Features | 02 Dec 2019

Blueberry muffins, groovy lighting and connected tech

By James Manser, Editorial & Content Team

We invited the BBC’s Click programme to Loughborough recently to visit Adam Miller, who has Down Syndrome and dyslexia, to find out how he’s using Vodafone tech to help him lead a more independent life.

When we arrive, Adam tells us it was his birthday a couple of days ago. “We made blueberry muffins,” he says proudly.

He and his mum Nicky added a muffin recipe to the app he uses to help him plan and manage his day. He took the muffins with him to college and shared them with his friends on his birthday.

“He really enjoyed that,” says Nicky.

Since 2018, Adam, 33, has been a part of the Connected Living project, a joint venture between Vodafone Business Ventures and Mencap, the learning disability charity. He’s been helping to develop and test out apps and a range of Internet of Things (IoT) devices at his Supported Living accommodation in Loughborough.

The aim of the tech is to give people with learning disabilities more agency and independence, while enabling support workers and carers to keep a remote eye on the people they look after.

Adam took BBC Click presenter Paul Carter through all the things he could do on his Vodafone MyLife app, which he accessed via a tablet device. Adam can control the lighting in his room, set up to do lists, video call support staff, and manage his activities using a personalised diary management tool.

Adam Miller in his bedroom
Adam can adjust the lighting in his bedroom using the Vodafone app (photo copyright: BBC Click)

“I like hi-tech!” Adam told the BBC.

Nicky told Vodafone News that the app had “helped Adam with getting up in the morning, reminding him to shower without staff having to prompt him. He now does this independently.

“It also helps him to know which staff will be there during the day, what time they’re coming and where he’s going during the day.”

But getting to grips with the technology has been a challenge, Nicky admitted.

“We’re still learning how it can help him,” she said.

As part of the Connected Living project, Vodafone has developed a number of features including:

  • My Room – managing smart plugs, smart locks and smart lights.
  • How To – supporting workers to create visual guides for everyday tasks.
  • My Day – a personalised diary management tool that enables users to create daily reminders.
  • My Talk – providing those with speech problems another way to communicate, via personalised images, text and a speech function.
  • Call Support – prompt remote support via a digital “panic button” that enables two-way video calling between residents and support workers.
  • To Do List – creating easy to-do lists.
  • My Front Door – answering the front door and checking who is calling from anywhere in the house.
  • Activity Sensors – detecting unexpected movement and alerting support workers.
  • Smart Locks – providing residents privacy and a sense of security in their own rooms.

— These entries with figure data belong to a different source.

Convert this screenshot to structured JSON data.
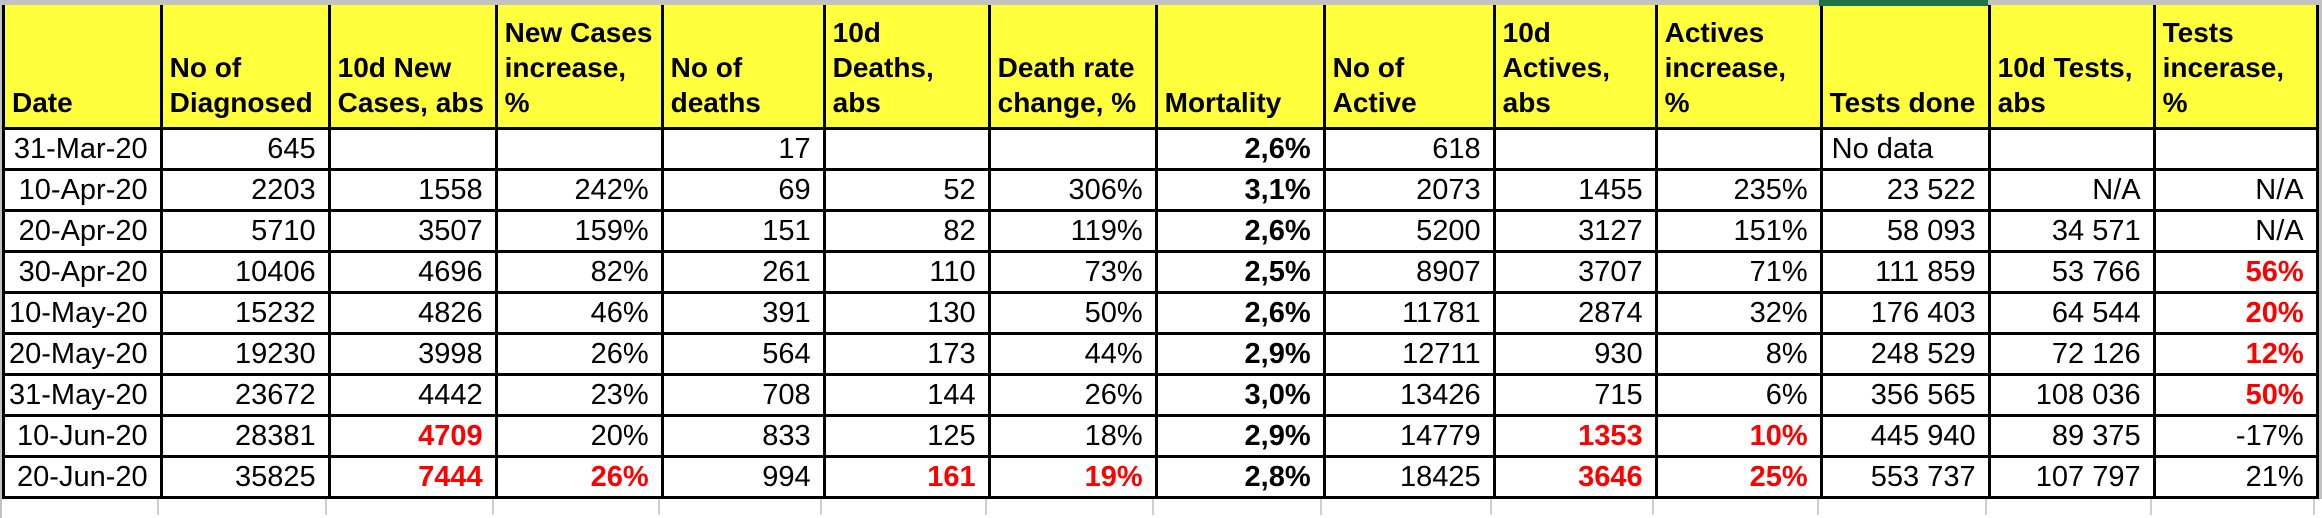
{
  "colors": {
    "header_bg": "#ffff3b",
    "cell_red": "#ff0000",
    "selection_green": "#217346",
    "grid_gray": "#c2c2c2",
    "border_black": "#000000"
  },
  "table": {
    "columns": [
      {
        "label": "Date"
      },
      {
        "label": "No of\nDiagnosed"
      },
      {
        "label": "10d New\nCases, abs"
      },
      {
        "label": "New Cases\nincrease, %"
      },
      {
        "label": "No of\ndeaths"
      },
      {
        "label": "10d\nDeaths, abs"
      },
      {
        "label": "Death rate\nchange, %"
      },
      {
        "label": "Mortality",
        "bold": true
      },
      {
        "label": "No of\nActive"
      },
      {
        "label": "10d\nActives,\nabs"
      },
      {
        "label": "Actives\nincrease, %"
      },
      {
        "label": "Tests done"
      },
      {
        "label": "10d Tests,\nabs"
      },
      {
        "label": "Tests\nincerase, %"
      }
    ],
    "rows": [
      [
        "31-Mar-20",
        "645",
        "",
        "",
        "17",
        "",
        "",
        "2,6%",
        "618",
        "",
        "",
        {
          "v": "No data",
          "align": "left"
        },
        "",
        ""
      ],
      [
        "10-Apr-20",
        "2203",
        "1558",
        "242%",
        "69",
        "52",
        "306%",
        "3,1%",
        "2073",
        "1455",
        "235%",
        "23 522",
        "N/A",
        "N/A"
      ],
      [
        "20-Apr-20",
        "5710",
        "3507",
        "159%",
        "151",
        "82",
        "119%",
        "2,6%",
        "5200",
        "3127",
        "151%",
        "58 093",
        "34 571",
        "N/A"
      ],
      [
        "30-Apr-20",
        "10406",
        "4696",
        "82%",
        "261",
        "110",
        "73%",
        "2,5%",
        "8907",
        "3707",
        "71%",
        "111 859",
        "53 766",
        {
          "v": "56%",
          "s": "red"
        }
      ],
      [
        "10-May-20",
        "15232",
        "4826",
        "46%",
        "391",
        "130",
        "50%",
        "2,6%",
        "11781",
        "2874",
        "32%",
        "176 403",
        "64 544",
        {
          "v": "20%",
          "s": "red"
        }
      ],
      [
        "20-May-20",
        "19230",
        "3998",
        "26%",
        "564",
        "173",
        "44%",
        "2,9%",
        "12711",
        "930",
        "8%",
        "248 529",
        "72 126",
        {
          "v": "12%",
          "s": "red"
        }
      ],
      [
        "31-May-20",
        "23672",
        "4442",
        "23%",
        "708",
        "144",
        "26%",
        "3,0%",
        "13426",
        "715",
        "6%",
        "356 565",
        "108 036",
        {
          "v": "50%",
          "s": "red"
        }
      ],
      [
        "10-Jun-20",
        "28381",
        {
          "v": "4709",
          "s": "red"
        },
        "20%",
        "833",
        "125",
        "18%",
        "2,9%",
        "14779",
        {
          "v": "1353",
          "s": "red"
        },
        {
          "v": "10%",
          "s": "red"
        },
        "445 940",
        "89 375",
        "-17%"
      ],
      [
        "20-Jun-20",
        "35825",
        {
          "v": "7444",
          "s": "red"
        },
        {
          "v": "26%",
          "s": "red"
        },
        "994",
        {
          "v": "161",
          "s": "red"
        },
        {
          "v": "19%",
          "s": "red"
        },
        "2,8%",
        "18425",
        {
          "v": "3646",
          "s": "red"
        },
        {
          "v": "25%",
          "s": "red"
        },
        "553 737",
        "107 797",
        "21%"
      ]
    ]
  }
}
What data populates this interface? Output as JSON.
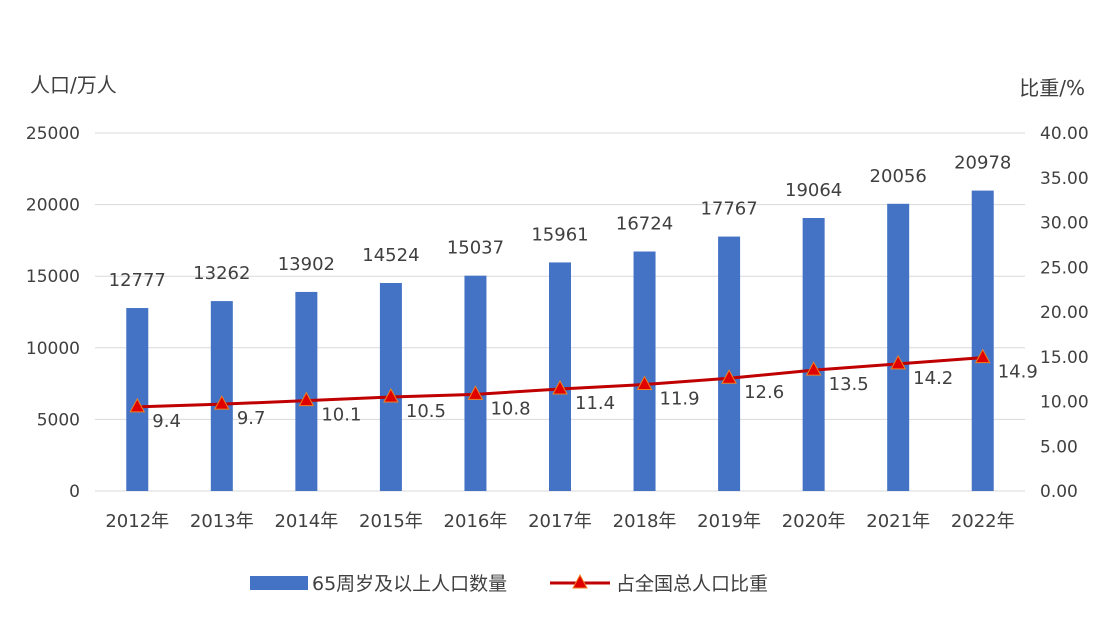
{
  "chart_data": {
    "type": "bar",
    "title": "",
    "ylabel": "人口/万人",
    "y2label": "比重/%",
    "categories": [
      "2012年",
      "2013年",
      "2014年",
      "2015年",
      "2016年",
      "2017年",
      "2018年",
      "2019年",
      "2020年",
      "2021年",
      "2022年"
    ],
    "ylim": [
      0,
      25000
    ],
    "yticks": [
      "0",
      "5000",
      "10000",
      "15000",
      "20000",
      "25000"
    ],
    "y2lim": [
      0,
      40
    ],
    "y2ticks": [
      "0.00",
      "5.00",
      "10.00",
      "15.00",
      "20.00",
      "25.00",
      "30.00",
      "35.00",
      "40.00"
    ],
    "grid": true,
    "legend_position": "bottom",
    "series": [
      {
        "name": "65周岁及以上人口数量",
        "type": "bar",
        "axis": "left",
        "color": "#4472C4",
        "values": [
          12777,
          13262,
          13902,
          14524,
          15037,
          15961,
          16724,
          17767,
          19064,
          20056,
          20978
        ],
        "labels": [
          "12777",
          "13262",
          "13902",
          "14524",
          "15037",
          "15961",
          "16724",
          "17767",
          "19064",
          "20056",
          "20978"
        ]
      },
      {
        "name": "占全国总人口比重",
        "type": "line",
        "axis": "right",
        "color": "#C00000",
        "marker": "triangle",
        "marker_color": "#E00000",
        "values": [
          9.4,
          9.7,
          10.1,
          10.5,
          10.8,
          11.4,
          11.9,
          12.6,
          13.5,
          14.2,
          14.9
        ],
        "labels": [
          "9.4",
          "9.7",
          "10.1",
          "10.5",
          "10.8",
          "11.4",
          "11.9",
          "12.6",
          "13.5",
          "14.2",
          "14.9"
        ]
      }
    ]
  }
}
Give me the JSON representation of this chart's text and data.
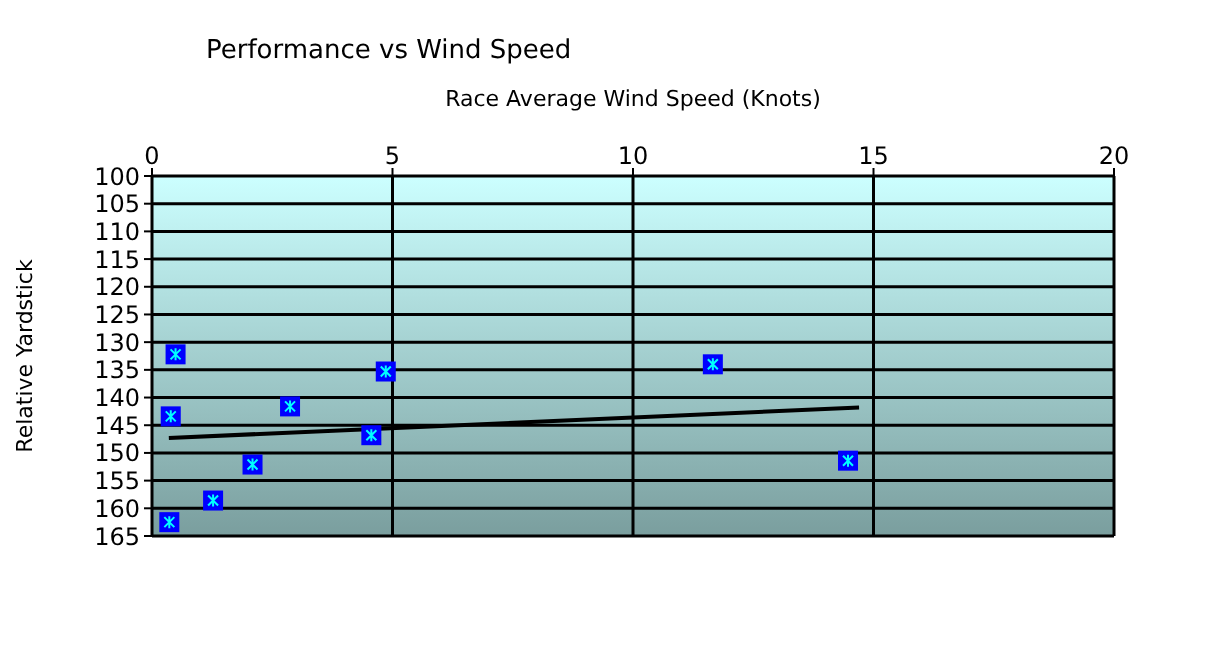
{
  "chart_data": {
    "type": "scatter",
    "title": "Performance vs Wind Speed",
    "xlabel": "Race Average Wind Speed (Knots)",
    "ylabel": "Relative Yardstick",
    "xlim": [
      0,
      20
    ],
    "xticks": [
      0,
      5,
      10,
      15,
      20
    ],
    "ylim": [
      165,
      100
    ],
    "yticks": [
      100,
      105,
      110,
      115,
      120,
      125,
      130,
      135,
      140,
      145,
      150,
      155,
      160,
      165
    ],
    "grid": true,
    "series": [
      {
        "marker": "square",
        "color": "#0000ff",
        "x": [
          0.49,
          0.39,
          0.36,
          1.27,
          2.09,
          2.87,
          4.56,
          4.86,
          11.66,
          14.47
        ],
        "values": [
          132.2,
          143.4,
          162.5,
          158.6,
          152.1,
          141.6,
          146.8,
          135.3,
          134.0,
          151.4
        ]
      },
      {
        "type": "line",
        "marker": "none",
        "color": "#000000",
        "x": [
          0.35,
          14.7
        ],
        "values": [
          147.3,
          141.8
        ]
      }
    ]
  }
}
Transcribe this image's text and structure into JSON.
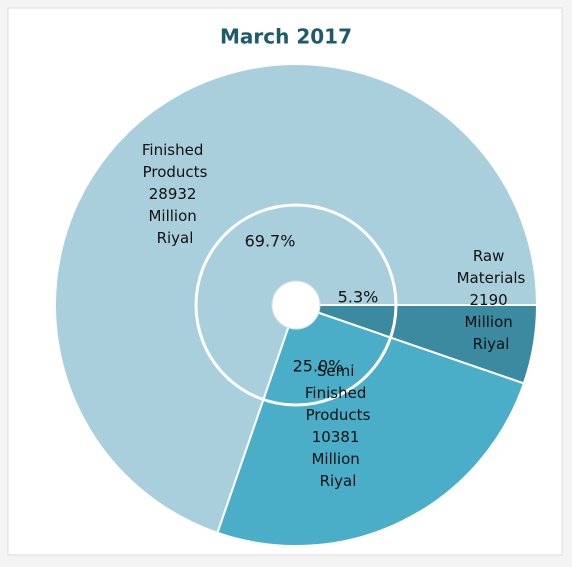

“A lot of it is stuff quite a lot of people are familiar with,” Helen Lamprell, Vodafone UK’s General Counsel and External Affairs Director, told BBC’s Click. “Smart lighting and smart locks are not particularly new concepts, but what we’ve done is package it all together and put it into a user interface that is very user-friendly and intuitive to use.”

There are more than 1.4 million people living with learning disabilities in the UK – about 2.2% of adults and 2.5% of children. Some need more help than others.

For example, someone with a mild learning disability might only need support applying for a job, whereas someone with a severe learning (or physical) disability might need full­-time care and support with every aspect of life. So the level and sophistication of the tech is adapted according to the needs of the individual.

The Connected Living project has seen technology being installed and tested in 48 homes in 30 Mencap locations across the UK so far. And it is helping about 130 people lead more independent, more fulfilled lives.

“You and I, we just want to be independent and do our own thing,” Steve Baker, Mencap’s Operations Drector told the BBC. “And if technology can help people to do that then it means that you’ve got great control, you’re feeling more independent.

“The amount of confidence that is increased in people is really fantastic.”